June 16, 2009

Who Will the General Convention Be Listening To?

Last night, at the regular June meeting of Progressive Episcopalians of Pittsburgh, we showed Voices of Witness Africa. Voices is a documentary produced by Cynthia Black and Katie Sherrod for Claiming the Blessing. As explained in a press release from the Chicago Consultation, the documentary “interviews gay, lesbian, bisexual and transgender Africans about their lives and their relationships with God and the church.” It is intended to advance the process of listening to members of the GLBT community, which the Anglican Communion has been quick to advocate but slow to carry out. According to the press release, not only has the video been sent to those who will be attending the Episcopal Church’s General Convention next month, but it has also been sent to all bishops of the Anglican Communion.

After watching Voices of Witness Africa, we discussed what we had seen and speculated on why it was being sent to General Convention deputies. Many were struck by the similarity of the experiences related in Voices to those of GLBT people in the West. What was not similar, however, was the oppression and violence suffered by the Africans, often with the collusion of the church. (One person interviewed described the African situation as like that of the U.S. 58 years ago, though this may have minimized the intensity of the hostility in her home country.)

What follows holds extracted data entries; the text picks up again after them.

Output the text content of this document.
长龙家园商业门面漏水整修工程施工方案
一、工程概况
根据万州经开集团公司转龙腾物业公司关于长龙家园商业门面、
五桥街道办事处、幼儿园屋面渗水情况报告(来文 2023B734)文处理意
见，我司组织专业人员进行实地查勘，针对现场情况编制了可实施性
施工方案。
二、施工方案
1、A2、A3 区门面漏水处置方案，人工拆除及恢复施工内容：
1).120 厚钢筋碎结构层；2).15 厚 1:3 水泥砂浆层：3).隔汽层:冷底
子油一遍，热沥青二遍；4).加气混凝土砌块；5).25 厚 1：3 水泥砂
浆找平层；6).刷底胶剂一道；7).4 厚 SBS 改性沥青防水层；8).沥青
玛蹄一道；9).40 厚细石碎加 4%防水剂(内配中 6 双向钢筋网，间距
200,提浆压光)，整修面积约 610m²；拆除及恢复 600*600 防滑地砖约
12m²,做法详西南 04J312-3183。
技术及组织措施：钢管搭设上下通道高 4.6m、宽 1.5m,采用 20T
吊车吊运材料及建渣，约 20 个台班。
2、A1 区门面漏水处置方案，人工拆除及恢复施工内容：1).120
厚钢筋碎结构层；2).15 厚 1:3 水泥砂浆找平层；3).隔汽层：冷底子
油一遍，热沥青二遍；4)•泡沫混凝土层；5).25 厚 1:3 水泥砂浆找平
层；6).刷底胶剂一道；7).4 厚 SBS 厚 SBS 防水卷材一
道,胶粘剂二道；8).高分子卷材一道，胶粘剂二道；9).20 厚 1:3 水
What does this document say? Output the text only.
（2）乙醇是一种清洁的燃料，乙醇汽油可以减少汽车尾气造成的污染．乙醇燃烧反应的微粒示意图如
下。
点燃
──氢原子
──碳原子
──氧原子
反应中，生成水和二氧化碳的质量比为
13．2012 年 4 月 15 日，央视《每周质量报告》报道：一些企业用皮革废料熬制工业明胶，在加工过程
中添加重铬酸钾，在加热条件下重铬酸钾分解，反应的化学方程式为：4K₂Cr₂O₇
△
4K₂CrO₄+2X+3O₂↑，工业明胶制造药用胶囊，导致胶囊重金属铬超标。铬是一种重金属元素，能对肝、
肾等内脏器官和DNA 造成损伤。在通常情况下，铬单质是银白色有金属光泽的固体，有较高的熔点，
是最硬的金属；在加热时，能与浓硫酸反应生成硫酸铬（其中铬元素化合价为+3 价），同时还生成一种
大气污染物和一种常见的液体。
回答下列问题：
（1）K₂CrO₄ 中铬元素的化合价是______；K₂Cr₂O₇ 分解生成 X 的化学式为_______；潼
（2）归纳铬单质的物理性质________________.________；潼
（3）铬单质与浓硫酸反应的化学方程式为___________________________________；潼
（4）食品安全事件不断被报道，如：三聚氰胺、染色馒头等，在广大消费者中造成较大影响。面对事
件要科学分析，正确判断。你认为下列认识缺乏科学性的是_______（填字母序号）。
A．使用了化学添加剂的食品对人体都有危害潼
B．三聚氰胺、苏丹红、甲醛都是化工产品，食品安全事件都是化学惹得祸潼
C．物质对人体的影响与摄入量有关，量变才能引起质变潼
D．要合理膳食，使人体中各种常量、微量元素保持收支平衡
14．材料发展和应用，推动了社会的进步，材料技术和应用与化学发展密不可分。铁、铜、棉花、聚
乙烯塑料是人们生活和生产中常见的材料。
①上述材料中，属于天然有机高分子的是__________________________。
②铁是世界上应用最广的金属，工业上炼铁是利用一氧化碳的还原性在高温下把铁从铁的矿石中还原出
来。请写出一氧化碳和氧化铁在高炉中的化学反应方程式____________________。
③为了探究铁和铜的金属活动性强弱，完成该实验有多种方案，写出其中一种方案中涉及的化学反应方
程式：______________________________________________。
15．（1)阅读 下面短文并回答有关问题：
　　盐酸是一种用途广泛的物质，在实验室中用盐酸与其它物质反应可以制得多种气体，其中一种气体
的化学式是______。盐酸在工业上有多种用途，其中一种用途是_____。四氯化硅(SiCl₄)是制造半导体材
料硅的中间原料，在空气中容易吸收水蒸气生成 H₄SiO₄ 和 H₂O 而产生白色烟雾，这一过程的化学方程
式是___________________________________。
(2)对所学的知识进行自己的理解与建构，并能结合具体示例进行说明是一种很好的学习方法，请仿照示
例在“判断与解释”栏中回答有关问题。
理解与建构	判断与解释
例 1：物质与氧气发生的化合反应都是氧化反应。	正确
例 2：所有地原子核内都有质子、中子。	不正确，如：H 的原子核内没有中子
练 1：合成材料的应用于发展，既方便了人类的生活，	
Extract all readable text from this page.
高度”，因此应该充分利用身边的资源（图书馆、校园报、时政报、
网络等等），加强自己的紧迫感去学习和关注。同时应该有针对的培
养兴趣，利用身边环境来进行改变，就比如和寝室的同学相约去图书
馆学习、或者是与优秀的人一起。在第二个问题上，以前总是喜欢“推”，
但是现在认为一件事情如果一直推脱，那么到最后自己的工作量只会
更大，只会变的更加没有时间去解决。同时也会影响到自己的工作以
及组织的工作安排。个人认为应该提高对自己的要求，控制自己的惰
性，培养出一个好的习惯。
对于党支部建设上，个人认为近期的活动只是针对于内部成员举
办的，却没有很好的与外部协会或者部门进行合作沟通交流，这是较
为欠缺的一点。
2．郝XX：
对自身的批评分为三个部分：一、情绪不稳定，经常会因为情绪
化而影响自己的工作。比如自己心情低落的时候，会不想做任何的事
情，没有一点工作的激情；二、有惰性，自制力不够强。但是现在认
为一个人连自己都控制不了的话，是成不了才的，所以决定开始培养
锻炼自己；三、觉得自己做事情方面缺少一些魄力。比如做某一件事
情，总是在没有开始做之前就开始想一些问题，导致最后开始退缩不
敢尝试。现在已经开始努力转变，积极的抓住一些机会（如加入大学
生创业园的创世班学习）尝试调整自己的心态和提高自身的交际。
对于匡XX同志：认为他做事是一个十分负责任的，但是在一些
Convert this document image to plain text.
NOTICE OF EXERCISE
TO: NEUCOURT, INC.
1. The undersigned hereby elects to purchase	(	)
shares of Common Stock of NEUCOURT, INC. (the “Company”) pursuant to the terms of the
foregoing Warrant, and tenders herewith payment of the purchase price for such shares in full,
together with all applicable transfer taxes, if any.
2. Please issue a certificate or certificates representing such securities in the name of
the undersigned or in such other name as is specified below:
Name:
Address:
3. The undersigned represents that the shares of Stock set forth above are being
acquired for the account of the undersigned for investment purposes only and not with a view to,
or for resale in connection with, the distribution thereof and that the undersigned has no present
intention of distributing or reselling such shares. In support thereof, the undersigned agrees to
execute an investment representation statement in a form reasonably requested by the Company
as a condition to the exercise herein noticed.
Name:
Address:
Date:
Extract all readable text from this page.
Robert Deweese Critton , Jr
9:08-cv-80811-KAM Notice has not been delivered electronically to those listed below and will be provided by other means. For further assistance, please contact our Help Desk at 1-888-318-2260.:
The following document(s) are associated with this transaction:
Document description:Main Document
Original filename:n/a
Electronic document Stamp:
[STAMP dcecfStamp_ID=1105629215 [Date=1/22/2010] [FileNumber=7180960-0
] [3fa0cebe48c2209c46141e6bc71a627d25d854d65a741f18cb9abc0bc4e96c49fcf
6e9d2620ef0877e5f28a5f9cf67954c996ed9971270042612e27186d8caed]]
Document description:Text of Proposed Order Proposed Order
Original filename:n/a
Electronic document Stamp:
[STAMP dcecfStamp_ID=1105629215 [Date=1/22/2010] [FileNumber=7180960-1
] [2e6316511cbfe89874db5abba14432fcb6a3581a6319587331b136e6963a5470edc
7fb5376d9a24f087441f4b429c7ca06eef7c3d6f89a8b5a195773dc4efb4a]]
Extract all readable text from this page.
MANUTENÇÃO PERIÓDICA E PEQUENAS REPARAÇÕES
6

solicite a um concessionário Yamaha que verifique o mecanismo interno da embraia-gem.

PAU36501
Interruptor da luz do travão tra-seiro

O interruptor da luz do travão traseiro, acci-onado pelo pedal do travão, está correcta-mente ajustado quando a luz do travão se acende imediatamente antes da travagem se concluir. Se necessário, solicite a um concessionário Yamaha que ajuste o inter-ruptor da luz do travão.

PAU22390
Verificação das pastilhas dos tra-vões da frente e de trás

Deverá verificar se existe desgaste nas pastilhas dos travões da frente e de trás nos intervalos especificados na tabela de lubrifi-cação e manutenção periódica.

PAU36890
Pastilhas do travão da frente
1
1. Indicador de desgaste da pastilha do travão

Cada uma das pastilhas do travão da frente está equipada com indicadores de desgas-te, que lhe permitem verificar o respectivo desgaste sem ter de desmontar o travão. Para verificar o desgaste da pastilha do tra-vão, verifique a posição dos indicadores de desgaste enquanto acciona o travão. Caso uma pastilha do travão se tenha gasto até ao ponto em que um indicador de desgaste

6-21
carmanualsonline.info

Whatever the reasons for producing and distributing Voices at this time—it is not difficult to imagine why deputies received DVDs before leaving for Anaheim—I came away from last night’s meeting with one overriding thought. Yet again, the General Convention will have to deal, directly or indirectly, with our relationship to the Anglican Communion. In 2006, against our collective better judgment I daresay, we pandered to the homophobic sensibilities of African archbishops. Voices of Witness Africa shows, in a very graphic way, other Africans perhaps more deserving of our concern. Will we have faithful GLBT people in mind in Anaheim when we make decisions for The Episcopal Church, or will we once again try to placate their oppressors?